8 octobre 2017

Prévoyance 2020, fausse bonne ou vraie mauvaise idée?

Le 24 septembre dernier, le peuple suisse refusait la réforme de la prévoyance vieillesse 2020. Cette décision, plonge maintenant le pays dans une incertitude quelque peu inquiétante, car cette réforme, malgré les imperfections qui la caractérisaient, avait pour objectif de garantir le financement de notre système de retraites ces prochaines années, ainsi que de maintenir le niveau des rentes.

Le peuple suisse en a décidé autrement. Et maintenant?

Il y a urgence, le temps nous est compté. Les détracteurs de cette réforme n’ont pas plus de solution que ses défenseurs, et c’est bien dommage, car nous devons trouver une solution pour nous assurer une belle fin de vie, et assurer une belle fin de vie à la génération suivante.

Il est évident que, suite à ce refus de réforme, nos représentants à Berne doivent proposer des idées qui puissent convaincre le peuple suisse. Un des premiers à faire entendre sa voix du côté de la capitale n’est autre que notre conseiller national valaisan Jean-Luc Addor. Notre représentant vient de déposer une interpellation demandant au Conseil fédéral d’évaluer le potentiel d’économies pour l’AVS et l’AI si les rentes versées à l’étranger étaient adaptées au coût de la vie sur place (Le Matin du 30.09.2017).
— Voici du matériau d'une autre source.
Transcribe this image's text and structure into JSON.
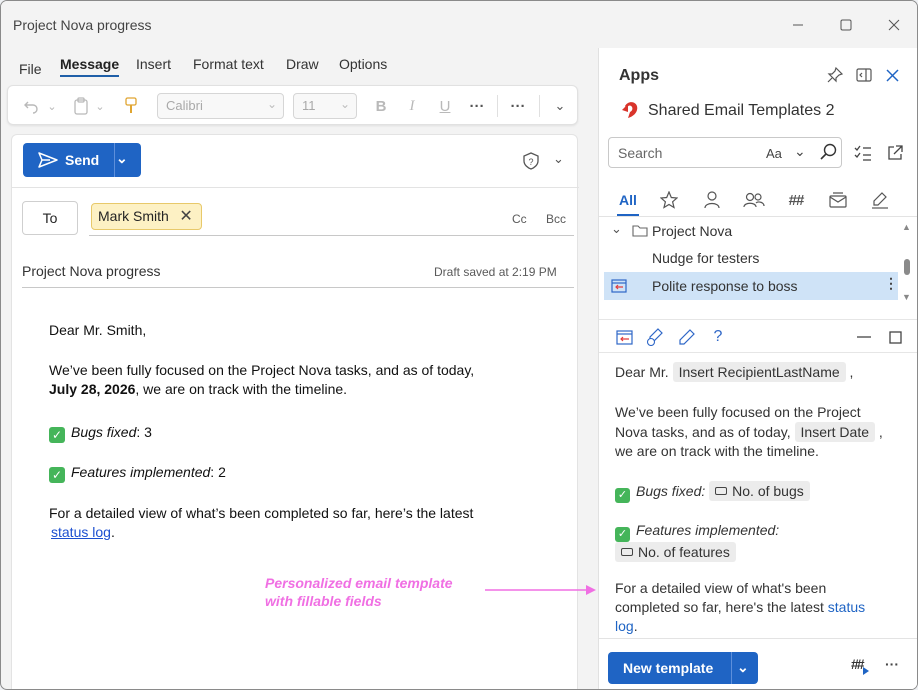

Si je comprends bien la réflexion de M. Addor, on priverait d’une partie de leur rente des gens qui ont travaillé toute leur vie, souvent dans des emplois pénibles et peu rémunérés, des gens qui pour une grande partie se voient presque contraints à l’exil afin de s’offrir une meilleure retraite, le coût de la vie en Suisse ne leur permettant pas de profiter pleinement de leurs dernières années de vie. Si je poursuis dans ce sens, ces gens n’auraient donc plus la liberté de disposer de cet argent qui leur revient de droit, car si on adapte leur rente au coût de la vie du pays qu’ils ont choisi pour y vivre leur retraite, ils ne pourront plus s’y installer, leurs revenus devenant alors insuffisants même dans un pays dont le coût de la vie est moins élevé qu’en Suisse.

J’ose espérer que ce genre d’idées ne sera pas trop pris au sérieux du côté de Berne car je considère que c’est une atteinte à la liberté individuelle de chacun, de ne pas pouvoir disposer librement de l’argent qui lui revient de droit, après une vie de labeur.

Didier Buisson

1 commentaire:

  1. Cette idée est d'une telle bêtise que je renonce à disserter. Que feront les retraités privés d'une partie de leur retraite. Ils retourneront en Suisse et toucheront une rente complémentaire pour survivre. Beau résultat!